Hardware comparison: Same model, but should you use H100 SXM or H200? Run both configurations. H200's 141 GB allows larger batch sizes or reduced parallelism, potentially improving training efficiency. The calculator quantifies the tradeoff.
Optimization strategy: You have fixed hardware (8x A100-80GB). What combination of ZeRO, checkpointing, and offloading lets you train the largest model?

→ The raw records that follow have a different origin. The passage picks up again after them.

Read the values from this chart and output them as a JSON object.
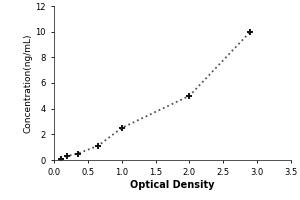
{
  "x": [
    0.1,
    0.188,
    0.35,
    0.65,
    1.0,
    2.0,
    2.9
  ],
  "y": [
    0.1,
    0.3,
    0.5,
    1.1,
    2.5,
    5.0,
    10.0
  ],
  "xlabel": "Optical Density",
  "ylabel": "Concentration(ng/mL)",
  "xlim": [
    0,
    3.5
  ],
  "ylim": [
    0,
    12
  ],
  "xticks": [
    0.0,
    0.5,
    1.0,
    1.5,
    2.0,
    2.5,
    3.0,
    3.5
  ],
  "yticks": [
    0,
    2,
    4,
    6,
    8,
    10,
    12
  ],
  "line_color": "#555555",
  "marker_color": "#111111",
  "background_color": "#ffffff",
  "line_style": "dotted",
  "marker": "+"
}
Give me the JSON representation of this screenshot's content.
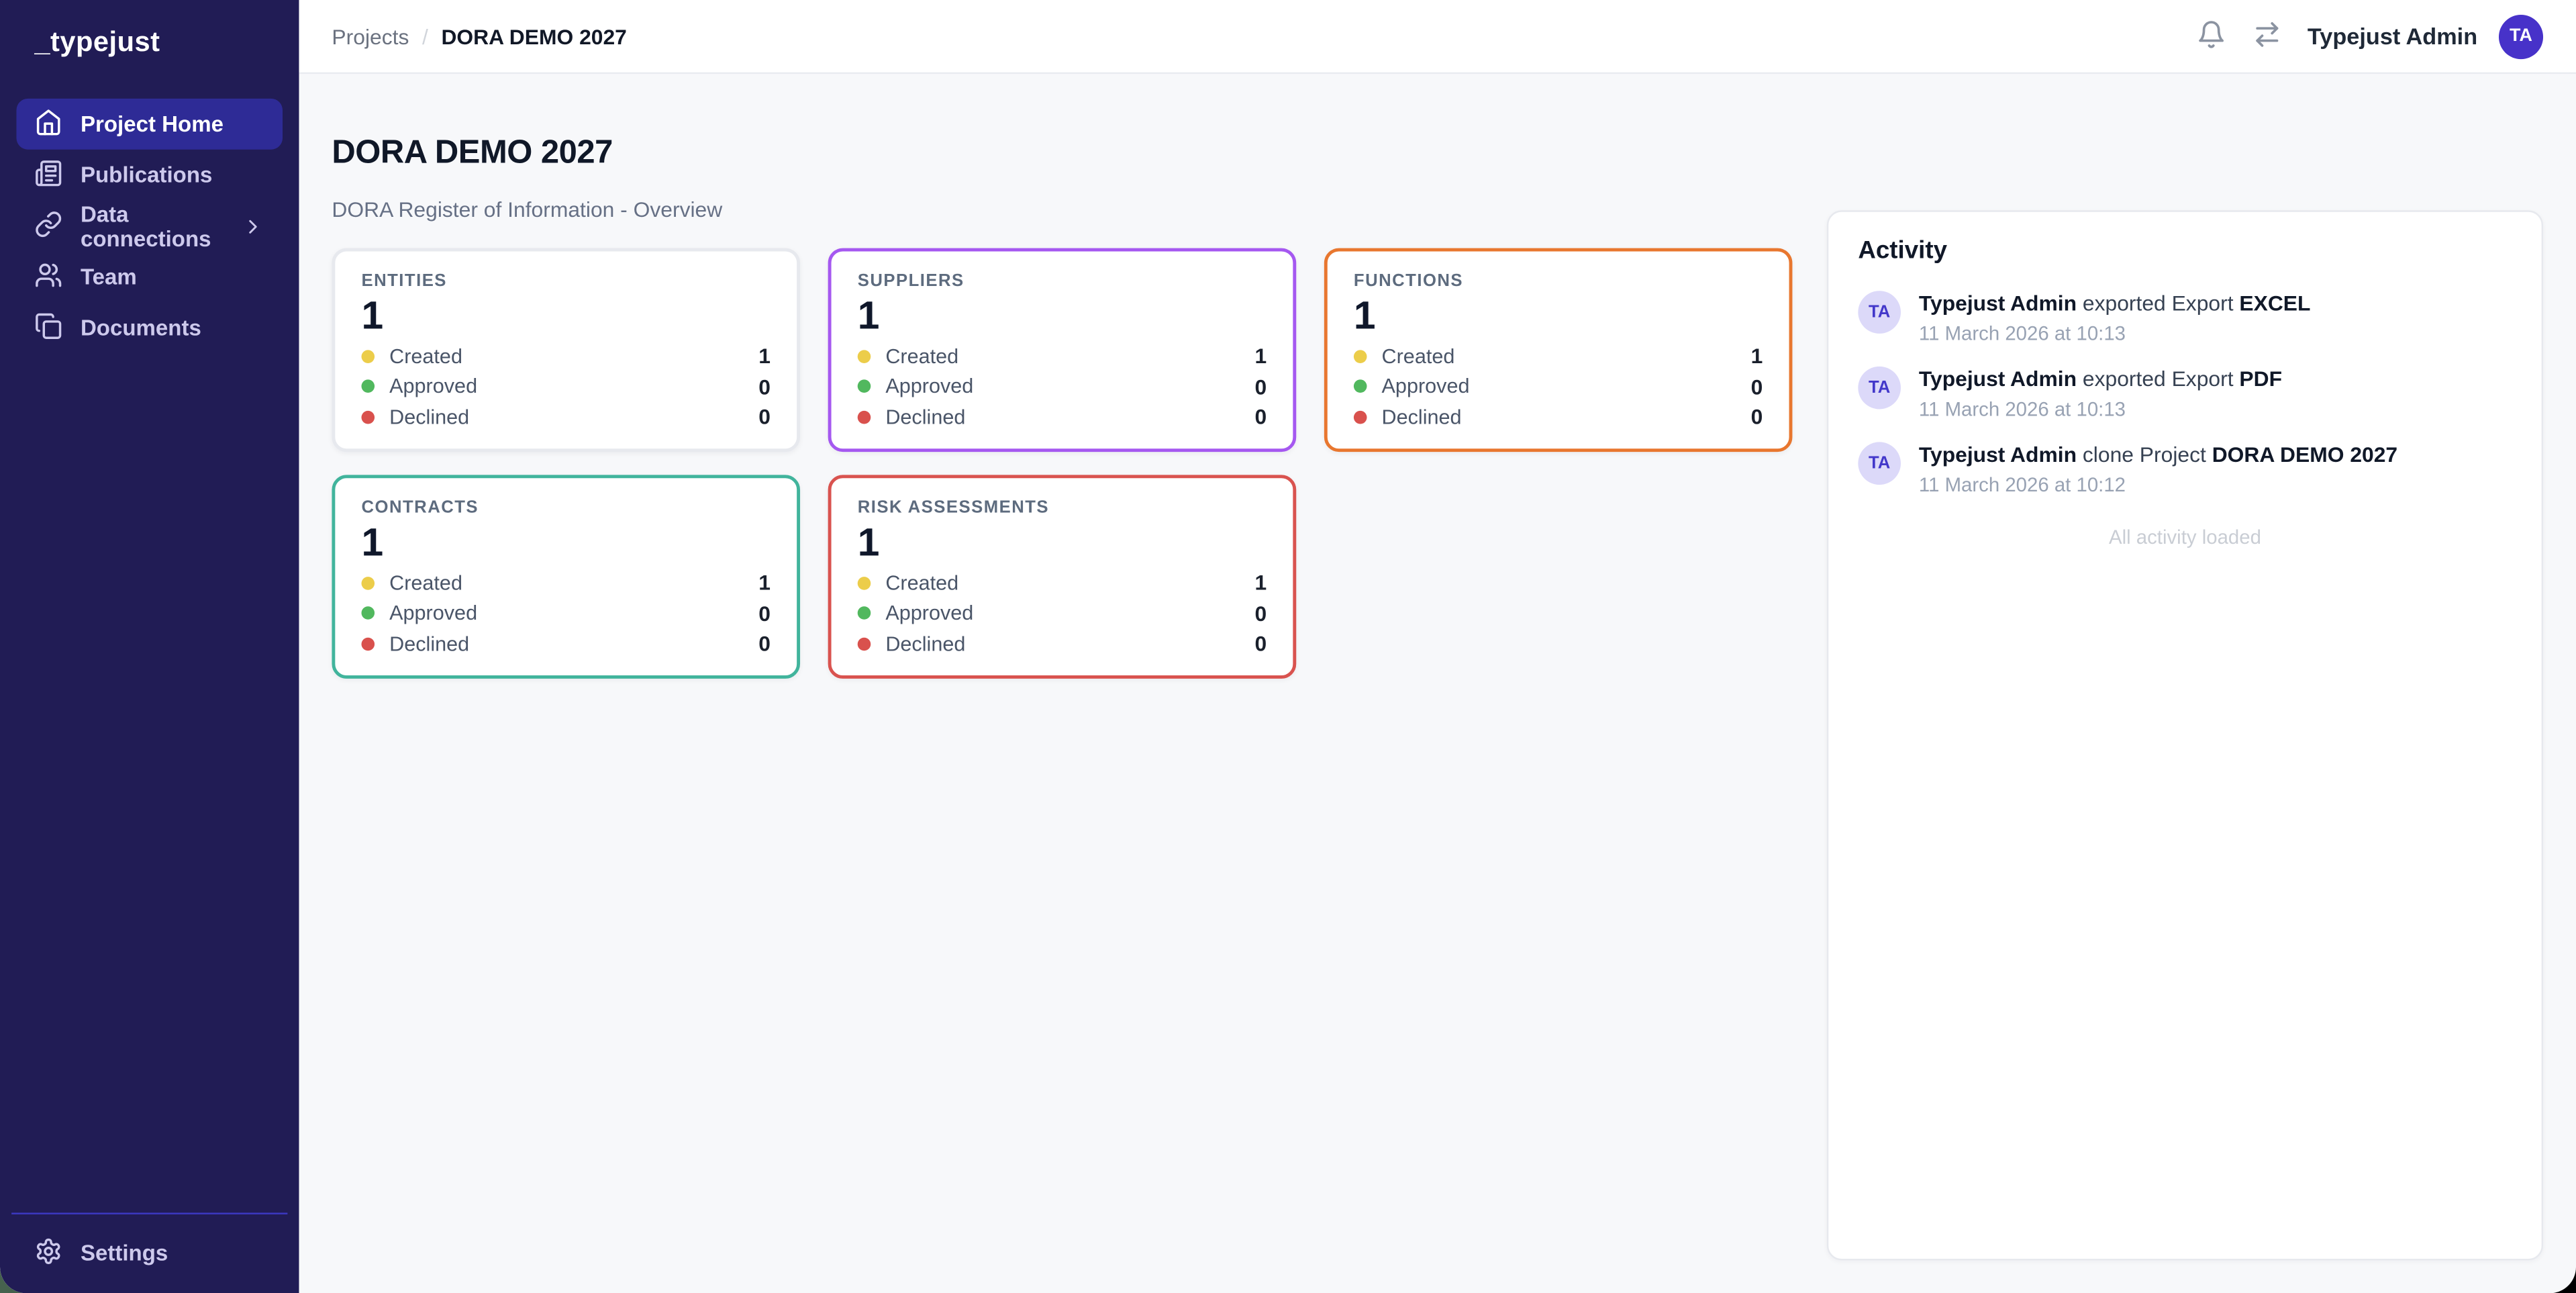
{
  "sidebar": {
    "logo": "_typejust",
    "items": [
      {
        "label": "Project Home",
        "icon": "home-icon",
        "active": true,
        "has_submenu": false
      },
      {
        "label": "Publications",
        "icon": "newspaper-icon",
        "active": false,
        "has_submenu": false
      },
      {
        "label": "Data connections",
        "icon": "link-icon",
        "active": false,
        "has_submenu": true
      },
      {
        "label": "Team",
        "icon": "users-icon",
        "active": false,
        "has_submenu": false
      },
      {
        "label": "Documents",
        "icon": "documents-icon",
        "active": false,
        "has_submenu": false
      }
    ],
    "settings": {
      "label": "Settings",
      "icon": "gear-icon"
    }
  },
  "topbar": {
    "breadcrumb": {
      "parent": "Projects",
      "separator": "/",
      "current": "DORA DEMO 2027"
    },
    "notifications_icon": "bell-icon",
    "switcher_icon": "swap-icon",
    "user": {
      "name": "Typejust Admin",
      "initials": "TA"
    }
  },
  "page": {
    "title": "DORA DEMO 2027",
    "subtitle": "DORA Register of Information - Overview"
  },
  "summary_cards": [
    {
      "label": "ENTITIES",
      "count": "1",
      "accent": "#e7e9ee",
      "stats": [
        {
          "label": "Created",
          "value": "1",
          "color": "#eccd4a"
        },
        {
          "label": "Approved",
          "value": "0",
          "color": "#51b85e"
        },
        {
          "label": "Declined",
          "value": "0",
          "color": "#d9514d"
        }
      ]
    },
    {
      "label": "SUPPLIERS",
      "count": "1",
      "accent": "#a558f0",
      "stats": [
        {
          "label": "Created",
          "value": "1",
          "color": "#eccd4a"
        },
        {
          "label": "Approved",
          "value": "0",
          "color": "#51b85e"
        },
        {
          "label": "Declined",
          "value": "0",
          "color": "#d9514d"
        }
      ]
    },
    {
      "label": "FUNCTIONS",
      "count": "1",
      "accent": "#e8772f",
      "stats": [
        {
          "label": "Created",
          "value": "1",
          "color": "#eccd4a"
        },
        {
          "label": "Approved",
          "value": "0",
          "color": "#51b85e"
        },
        {
          "label": "Declined",
          "value": "0",
          "color": "#d9514d"
        }
      ]
    },
    {
      "label": "CONTRACTS",
      "count": "1",
      "accent": "#41b49c",
      "stats": [
        {
          "label": "Created",
          "value": "1",
          "color": "#eccd4a"
        },
        {
          "label": "Approved",
          "value": "0",
          "color": "#51b85e"
        },
        {
          "label": "Declined",
          "value": "0",
          "color": "#d9514d"
        }
      ]
    },
    {
      "label": "RISK ASSESSMENTS",
      "count": "1",
      "accent": "#d9534f",
      "stats": [
        {
          "label": "Created",
          "value": "1",
          "color": "#eccd4a"
        },
        {
          "label": "Approved",
          "value": "0",
          "color": "#51b85e"
        },
        {
          "label": "Declined",
          "value": "0",
          "color": "#d9514d"
        }
      ]
    }
  ],
  "activity": {
    "title": "Activity",
    "items": [
      {
        "initials": "TA",
        "name": "Typejust Admin",
        "action": "exported Export",
        "target": "EXCEL",
        "timestamp": "11 March 2026 at 10:13"
      },
      {
        "initials": "TA",
        "name": "Typejust Admin",
        "action": "exported Export",
        "target": "PDF",
        "timestamp": "11 March 2026 at 10:13"
      },
      {
        "initials": "TA",
        "name": "Typejust Admin",
        "action": "clone Project",
        "target": "DORA DEMO 2027",
        "timestamp": "11 March 2026 at 10:12"
      }
    ],
    "footer": "All activity loaded"
  },
  "colors": {
    "sidebar_bg": "#211c55",
    "sidebar_active": "#2e2b96",
    "sidebar_divider": "#3c38c2",
    "topbar_avatar_bg": "#4732c9",
    "activity_avatar_bg": "#dcd9f9",
    "activity_avatar_text": "#4338ca",
    "created_dot": "#eccd4a",
    "approved_dot": "#51b85e",
    "declined_dot": "#d9514d"
  }
}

Iterate through configurations until peak memory fits with acceptable efficiency metrics.
Debugging OOM: Production training is hitting out-of-memory errors. Enter your exact configuration into the calculator. Compare reported peak memory against actual GPU memory. Often the gap reveals the issue—maybe activation memory is higher than expected due to sequence length, or optimizer states weren't being sharded as intended.
Technical Foundation
NeoSignal's memory formulas are based on the HuggingFace Ultrascaling Playbook, which documents memory requirements for distributed transformer training. The implementation:
- Calculates parameter counts from architecture (hidden dimension, vocab size, layers, heads, FFN dimension, GQA configuration)
- Applies precision-specific byte counts (FP32: 4 bytes, BF16/FP16: 2 bytes, FP8: 1 byte)
- Models optimizer state memory (Adam: 2 states × 4 bytes per parameter)
- Estimates activation memory from attention score tensors and intermediate activations
- Applies parallelism and ZeRO sharding factors to get per-GPU memory
- Adds CUDA overhead multiplier (10%) for framework and fragmentation headroom
The calculation runs entirely client-side for instant feedback. Change any input and results update in under 100ms. No server round-trips, no API rate limits, no waiting.
From Calculator to Confidence
GPU memory estimation has traditionally required tribal knowledge—knowing the formulas, understanding the optimizations, having intuition for what configurations work. NeoSignal Memory Calculator codifies that knowledge into a tool anyone can use.
The goal isn't to replace deep expertise in distributed training. It's to give everyone a reliable starting point. Validate your infrastructure assumptions. Identify optimization opportunities. Quantify tradeoffs between hardware options. Then go build with confidence that your configuration will actually work.
That's the NeoSignal approach to AI infrastructure tooling: take expert knowledge, encode it in precise calculations, present it through an interface that makes complex decisions approachable. The Memory Calculator is one tool in the suite. Serving Engine Advisor, Spot Instance Advisor, and TCO Calculator apply the same philosophy to inference optimization, cost management, and build-vs-buy decisions.